It turned out to be a Terrible Thursday as India's stock markets witnessed their worst fall in more than 18 months in points terms.
The Bombay Stock Exchange benchmark Sensex tumbled by 546 points (3%) to end at a seven-month low of 17,632 after the ugly political crisis in oil producer Libya took world crude prices to a 30-month high of $120 per barrel.
The broader Nifty at the National Stock Exchange fell by 174.6 points 3.2 per cent to 5,263.
High oil prices have a knock-on effect as they increase trade deficit, manufacturing costs and industrial demand.
Experts advised retail investors not to venture into a volatile market for quick gains and stick to systematic investment plans of mutual funds to buy into stocks.
Indian markets fared the worst as most Asian and European markets fell by around 1% while China's Shanghai Composite index closed the day with an actual gain of 0.6%.

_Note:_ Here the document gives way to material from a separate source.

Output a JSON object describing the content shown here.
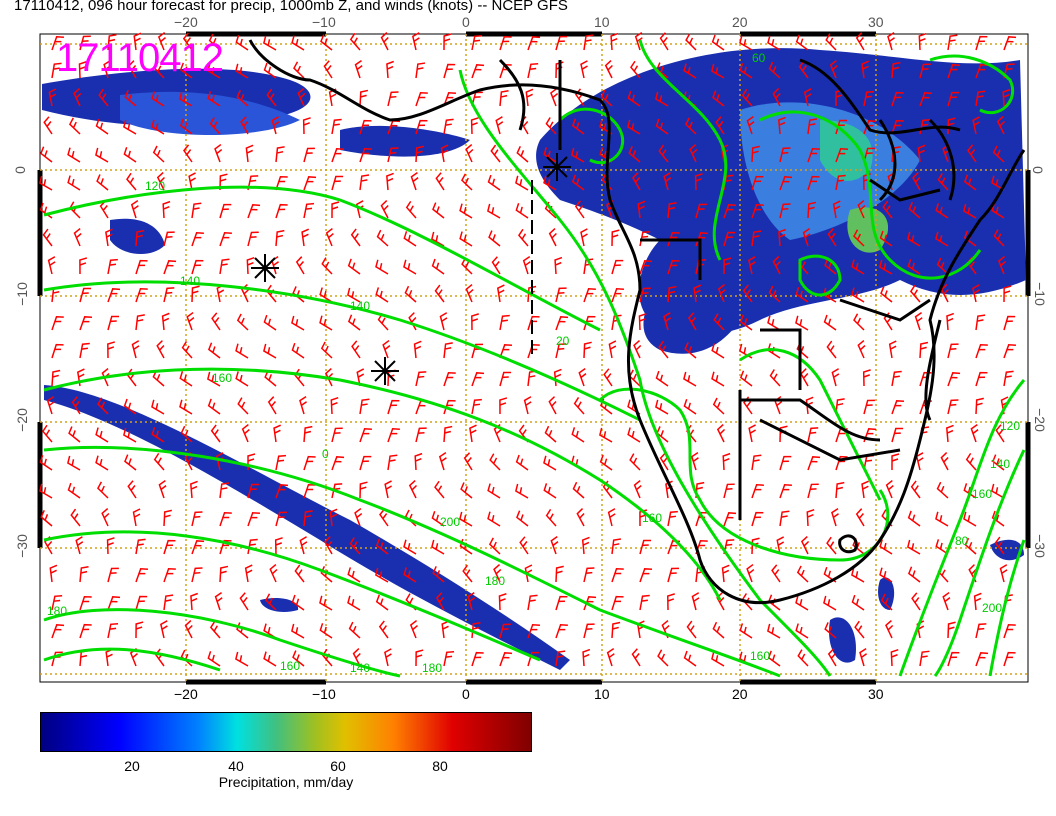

"I think the markets are over-reacting to concerns that the Libya crisis may spread across other nations and that there will be oil supply problems," said Pankaj Pandey, head of research at ICICI Securities.

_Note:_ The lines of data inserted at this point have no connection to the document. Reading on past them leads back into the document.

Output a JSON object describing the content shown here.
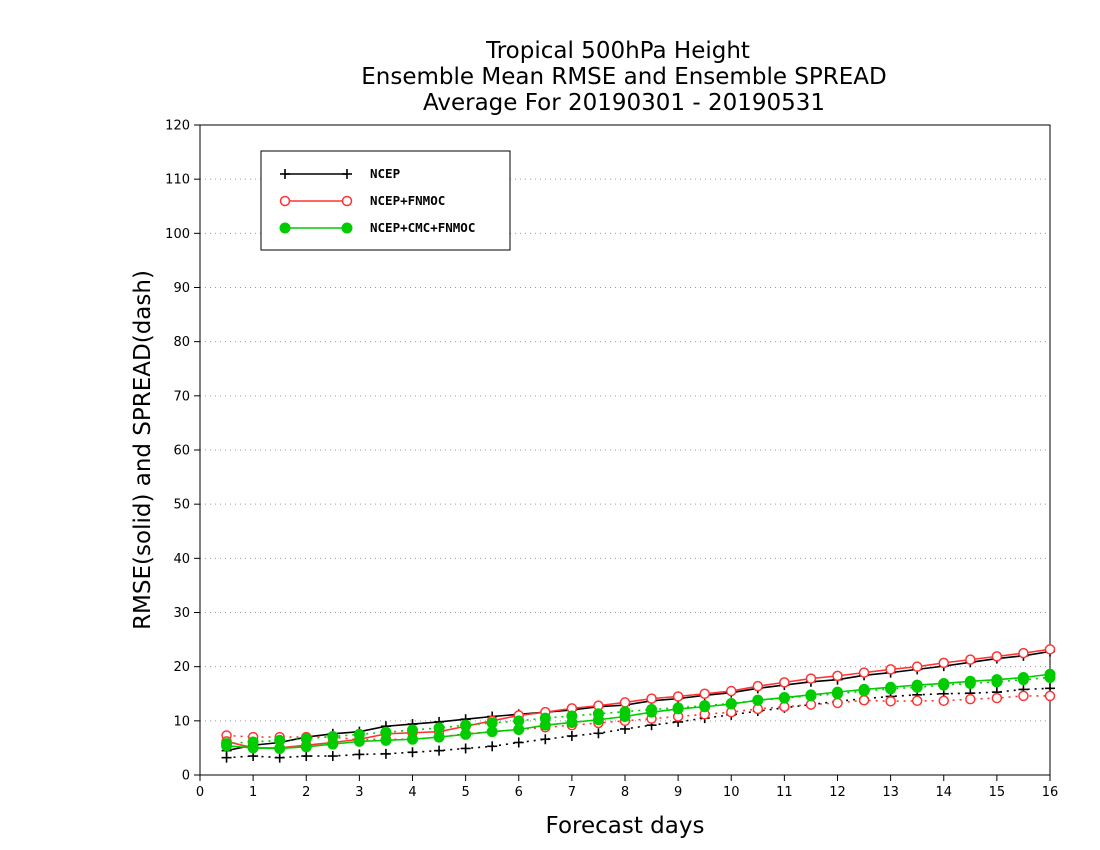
{
  "chart_data": {
    "type": "line",
    "title_lines": [
      "Tropical 500hPa Height",
      "Ensemble Mean RMSE and Ensemble SPREAD",
      "Average For 20190301 - 20190531"
    ],
    "xlabel": "Forecast days",
    "ylabel": "RMSE(solid) and SPREAD(dash)",
    "xlim": [
      0,
      16
    ],
    "ylim": [
      0,
      120
    ],
    "x_ticks": [
      "0",
      "1",
      "2",
      "3",
      "4",
      "5",
      "6",
      "7",
      "8",
      "9",
      "10",
      "11",
      "12",
      "13",
      "14",
      "15",
      "16"
    ],
    "y_ticks": [
      "0",
      "10",
      "20",
      "30",
      "40",
      "50",
      "60",
      "70",
      "80",
      "90",
      "100",
      "110",
      "120"
    ],
    "grid": "horizontal dotted",
    "legend_position": "top-left",
    "x": [
      0.5,
      1,
      1.5,
      2,
      2.5,
      3,
      3.5,
      4,
      4.5,
      5,
      5.5,
      6,
      6.5,
      7,
      7.5,
      8,
      8.5,
      9,
      9.5,
      10,
      10.5,
      11,
      11.5,
      12,
      12.5,
      13,
      13.5,
      14,
      14.5,
      15,
      15.5,
      16
    ],
    "series": [
      {
        "name": "NCEP",
        "color": "#000000",
        "marker": "plus",
        "rmse": [
          4.5,
          5.5,
          6.0,
          7.0,
          7.6,
          8.0,
          9.0,
          9.4,
          9.8,
          10.3,
          10.8,
          11.2,
          11.6,
          12.0,
          12.6,
          12.9,
          13.7,
          14.1,
          14.7,
          15.2,
          16.0,
          16.6,
          17.2,
          17.6,
          18.4,
          18.9,
          19.5,
          20.1,
          20.8,
          21.5,
          22.0,
          22.8
        ],
        "spread": [
          3.2,
          3.5,
          3.2,
          3.5,
          3.5,
          3.8,
          3.9,
          4.2,
          4.5,
          4.9,
          5.3,
          6.0,
          6.6,
          7.2,
          7.7,
          8.5,
          9.2,
          9.8,
          10.5,
          11.1,
          11.8,
          12.4,
          13.0,
          13.6,
          14.1,
          14.5,
          14.8,
          15.0,
          15.1,
          15.3,
          15.8,
          16.0
        ]
      },
      {
        "name": "NCEP+FNMOC",
        "color": "#ff3333",
        "marker": "circle-open",
        "rmse": [
          6.2,
          5.0,
          5.0,
          5.5,
          6.0,
          6.6,
          7.6,
          7.8,
          8.0,
          9.0,
          10.0,
          11.0,
          11.6,
          12.3,
          12.8,
          13.4,
          14.1,
          14.5,
          15.0,
          15.5,
          16.4,
          17.1,
          17.8,
          18.3,
          18.9,
          19.5,
          20.0,
          20.7,
          21.3,
          21.9,
          22.5,
          23.2
        ],
        "spread": [
          7.3,
          7.0,
          7.0,
          7.0,
          7.0,
          6.5,
          6.6,
          6.6,
          7.0,
          7.6,
          8.0,
          8.4,
          8.8,
          9.2,
          9.6,
          10.0,
          10.4,
          10.8,
          11.2,
          11.6,
          12.2,
          12.6,
          13.0,
          13.3,
          13.8,
          13.6,
          13.7,
          13.7,
          14.0,
          14.2,
          14.6,
          14.6
        ]
      },
      {
        "name": "NCEP+CMC+FNMOC",
        "color": "#00cc00",
        "marker": "circle-filled",
        "rmse": [
          5.4,
          5.0,
          4.9,
          5.2,
          5.7,
          6.2,
          6.4,
          6.6,
          7.0,
          7.5,
          8.0,
          8.4,
          9.2,
          9.7,
          10.2,
          10.8,
          11.6,
          12.2,
          12.6,
          13.1,
          13.8,
          14.3,
          14.8,
          15.3,
          15.8,
          16.2,
          16.6,
          16.9,
          17.3,
          17.6,
          18.0,
          18.6
        ],
        "spread": [
          5.8,
          6.1,
          6.4,
          6.7,
          7.1,
          7.5,
          7.9,
          8.3,
          8.7,
          9.2,
          9.6,
          10.0,
          10.5,
          10.9,
          11.3,
          11.7,
          12.1,
          12.4,
          12.8,
          13.2,
          13.8,
          14.2,
          14.6,
          15.0,
          15.5,
          15.9,
          16.2,
          16.6,
          16.9,
          17.2,
          17.6,
          18.0
        ]
      }
    ]
  }
}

A sell-off in the futures and options (F&O, derivatives) segment added to the market mood as speculators avoided fresh orders on the last day of their trading settlement period.
"The steep fall was so swift that every pullback attempt was used for further selling," said Amar Ambani, head of research at India Infoline.

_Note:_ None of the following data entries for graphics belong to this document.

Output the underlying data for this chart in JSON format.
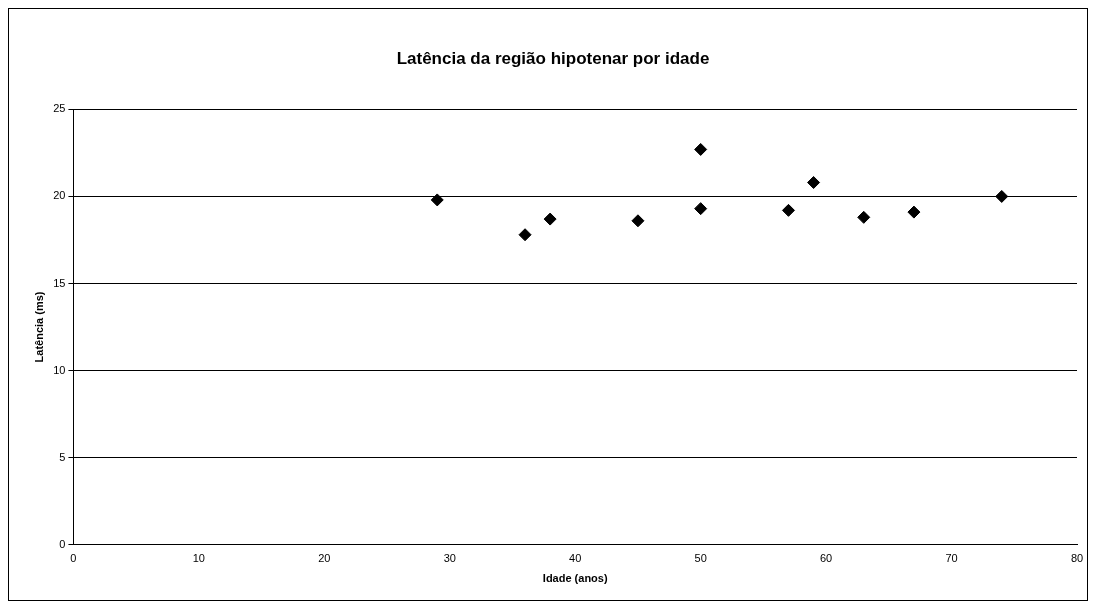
{
  "chart_data": {
    "type": "scatter",
    "title": "Latência da região hipotenar por idade",
    "xlabel": "Idade (anos)",
    "ylabel": "Latência (ms)",
    "x": [
      29,
      36,
      38,
      45,
      50,
      50,
      57,
      59,
      63,
      67,
      74
    ],
    "series": [
      {
        "color": "#000000",
        "values": [
          19.8,
          17.8,
          18.7,
          18.6,
          22.7,
          19.3,
          19.2,
          20.8,
          18.8,
          19.1,
          20.0
        ]
      }
    ],
    "xlim": [
      0,
      80
    ],
    "xticks": [
      0,
      10,
      20,
      30,
      40,
      50,
      60,
      70,
      80
    ],
    "ylim": [
      0,
      25
    ],
    "yticks": [
      0,
      5,
      10,
      15,
      20,
      25
    ],
    "grid": "y",
    "legend": false,
    "marker": "diamond"
  }
}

Worst-hit were stocks in the banking, consumer durables and capital goods industries.
Some analysts say a growth-oriented budget for 2011-12 may improve market sentiments.
"Most of the negativity is already discounted and a good budget focusing on infrastructure spending can bring a balance to the India growth story which as of now is skewed towards consumption-led growth," said Pandey.